O controle da impulsividade sempre fora o ponto fraco de Olívia. Ao colocar os dois pés no segundo andar, ela percebeu que havia sido inconsequente em acreditar naquele homem que conhecera dez andares antes.
O segundo andar tinha uma pequena recepção que estava vazia e apenas uma porta de vidro fosco, aberta para uma grande sala com muitos computadores e aparelhos eletrônicos já ultrapassados. O lugar parecia um centro tecnológico abandonado. A poucos passos da porta, havia uma mesa pequena com alguns livros. O homem arrastou uma cadeira para junto da mesa e fez sinal para que Olívia sentasse. Ele circulou a mesa e sentou do outro lado, mantendo a formalidade de mais uma entrevista.
– Desculpe a bagunça – disse ele tentando organizar uma pilha de livros espalhados sob a mesa. – Este escritório não é meu. Estou usando emprestado temporariamente e fazendo umas pesquisas.
Olívia rapidamente percorreu com os olhos os títulos dos livros para tentar saber a que tipo de pesquisa ele se referia. Os títulos não faziam qualquer sentido para uma pesquisa: iam de livros sobre receitas culinárias, moda, literatura, filosofia, até um sobre instalação de caixas de água. Ela ficou com medo, porém o homem não aparentava de jeito algum ser um louco ou ter segundas intenções em tê-la sozinha ali. Ao contrário, ele tinha certa formalidade e expressão de professor. Ela também não tinha mais a opção de sair correndo e resolveu confiar.
– O que eu vou contar a você hoje, quero te preparar, é algo que você irá achar fantástico. Conhecendo você, vimos que você é capaz de enfrentar situações aparentemente estranhas com sabedoria. Estou falando de adversidades que você enfrentou desde sua infância, de alguns momentos em que você vivenciou eventos ininteligíveis para uma criança, porém não desesperou.
– Eu não sei bem sobre o que o senhor está falando... – disse Olívia sabendo que, com certeza, não havia preenchido no formulário de emprego e nem falado na entrevista sobre qualquer coisa de sua infância.
– Ah, nós pesquisamos sua vida. Temos muitas fontes de informações... – Disse ele, reparando que ela com um simples franzir de testa, achou aquilo suspeito. – Bem, eu tentarei ir reto ao ponto para que você compreenda que sabemos muito sobre você e por que gostaríamos que você aceitasse o emprego.
E então ele começou a conversa mais difícil que ambos já haviam tido na vida.
– Meu nome é Mirus. Eu faço parte de um projeto que estuda os seres humanos. Um projeto de um outro mundo, não-humano.
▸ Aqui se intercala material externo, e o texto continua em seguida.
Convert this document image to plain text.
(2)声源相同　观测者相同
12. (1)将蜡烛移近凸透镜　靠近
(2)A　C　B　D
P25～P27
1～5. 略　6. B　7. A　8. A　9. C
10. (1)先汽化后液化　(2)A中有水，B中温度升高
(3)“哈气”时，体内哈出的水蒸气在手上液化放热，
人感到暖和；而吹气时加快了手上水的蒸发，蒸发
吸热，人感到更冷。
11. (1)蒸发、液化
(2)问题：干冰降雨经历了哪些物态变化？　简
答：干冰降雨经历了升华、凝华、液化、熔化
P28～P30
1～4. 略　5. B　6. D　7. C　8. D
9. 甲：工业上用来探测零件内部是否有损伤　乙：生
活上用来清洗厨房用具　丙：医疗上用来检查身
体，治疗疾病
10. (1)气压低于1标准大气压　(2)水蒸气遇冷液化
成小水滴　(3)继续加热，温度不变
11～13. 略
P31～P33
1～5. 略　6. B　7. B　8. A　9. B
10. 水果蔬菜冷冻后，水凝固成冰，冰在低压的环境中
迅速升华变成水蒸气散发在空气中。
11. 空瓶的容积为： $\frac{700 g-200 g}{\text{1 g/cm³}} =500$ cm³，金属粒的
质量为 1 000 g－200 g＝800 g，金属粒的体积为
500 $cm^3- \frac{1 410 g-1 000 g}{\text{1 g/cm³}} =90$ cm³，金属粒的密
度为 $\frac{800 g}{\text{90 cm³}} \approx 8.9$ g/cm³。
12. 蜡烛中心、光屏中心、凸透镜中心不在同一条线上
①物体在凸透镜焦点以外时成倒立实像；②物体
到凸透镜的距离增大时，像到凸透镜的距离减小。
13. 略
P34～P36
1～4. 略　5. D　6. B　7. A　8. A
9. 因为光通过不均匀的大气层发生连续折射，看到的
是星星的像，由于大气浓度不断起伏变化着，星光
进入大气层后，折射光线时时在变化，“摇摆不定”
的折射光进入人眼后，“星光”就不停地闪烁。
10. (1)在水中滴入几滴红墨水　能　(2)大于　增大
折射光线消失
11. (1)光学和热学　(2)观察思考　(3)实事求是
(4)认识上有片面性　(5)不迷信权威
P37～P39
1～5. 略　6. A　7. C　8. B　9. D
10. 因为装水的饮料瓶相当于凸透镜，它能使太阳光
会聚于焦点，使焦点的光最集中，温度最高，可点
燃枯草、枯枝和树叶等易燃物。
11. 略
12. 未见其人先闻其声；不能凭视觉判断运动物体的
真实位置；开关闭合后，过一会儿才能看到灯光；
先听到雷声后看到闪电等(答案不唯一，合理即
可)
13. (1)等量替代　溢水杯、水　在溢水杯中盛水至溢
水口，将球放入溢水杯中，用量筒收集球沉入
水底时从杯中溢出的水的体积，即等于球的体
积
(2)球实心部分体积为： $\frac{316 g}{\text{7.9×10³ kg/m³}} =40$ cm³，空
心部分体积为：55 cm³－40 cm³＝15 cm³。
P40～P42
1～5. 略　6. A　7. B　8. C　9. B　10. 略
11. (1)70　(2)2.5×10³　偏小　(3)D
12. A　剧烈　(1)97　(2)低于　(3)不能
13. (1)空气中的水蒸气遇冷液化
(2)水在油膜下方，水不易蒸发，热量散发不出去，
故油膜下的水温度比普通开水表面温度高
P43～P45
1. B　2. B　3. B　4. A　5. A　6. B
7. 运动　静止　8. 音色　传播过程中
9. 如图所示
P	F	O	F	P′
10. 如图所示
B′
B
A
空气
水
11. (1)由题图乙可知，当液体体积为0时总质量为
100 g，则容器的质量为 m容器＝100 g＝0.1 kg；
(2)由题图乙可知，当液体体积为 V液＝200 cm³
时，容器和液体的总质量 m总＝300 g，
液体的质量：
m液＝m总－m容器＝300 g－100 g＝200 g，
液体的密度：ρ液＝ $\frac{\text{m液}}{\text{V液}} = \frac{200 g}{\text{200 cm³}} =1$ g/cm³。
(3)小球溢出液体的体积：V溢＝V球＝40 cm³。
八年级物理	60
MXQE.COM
Neste momento, Olívia tremeu. Ela rapidamente pensou em três possibilidades: ou estava diante de um louco, ou diante de um real extraterrestre ou de uma pegadinha televisiva. Nenhuma das três opções era boa. Ela percorreu os olhos pela sala para ver se encontrava a câmera oculta. Apoiou-se na ideia da pegadinha, já que para as outras duas ela não teria qualquer solução naquele momento. Resolveu fingir e participar do show aparentando calma, porém seu coração, caso fosse auscultado, a denunciaria.
– Então, o senhor quer que eu acredite que existe um outro mundo? O senhor me parece tão humano... – Disse Olívia, fingindo bom senso.
– Estou parecendo bem humano? – Disse o homem vibrando com o que ele achava ser um elogio.
Ao ver que ela não respondeu e que ela estava séria e desgostosa com a situação, ele disse:
– Eu tenho diversas formas de te provar isto: que existem outros mundos e que não sou humano. Porém acredito que a melhor forma é você ver o meu mundo, na hora certa, com seus próprios olhos, se aceitar o trabalho.
– Senhor Mirus, – disse Olívia tentando manter o respeito. – O senhor há de concordar que apenas uma pessoa irresponsável iria entrar em uma nave espacial com alguém que não conhece, rumo a outro mundo para trabalhar com extraterrestres.
Mirus deu aquela risada sem graça novamente, depois ficou pensativo por um momento e concordou com a cabeça. Sendo ele realmente um ser extraterrestre, ele pouco conhecia dos seres humanos e, deste pouco, ele conhecia os humanos de livros escritos séculos atrás, época que nem havia alusão a transportes interplanetários. A sua missão era mais complicada do que ele havia previsto.
– Nós não somos, na verdade, seres que precisam se locomover com naves. – Ao dizer isto, ele pegou a mão de Olívia, e antes que ela tivesse tido a chance de recolhê-la, eles já estavam em outro local que não a sala com computadores.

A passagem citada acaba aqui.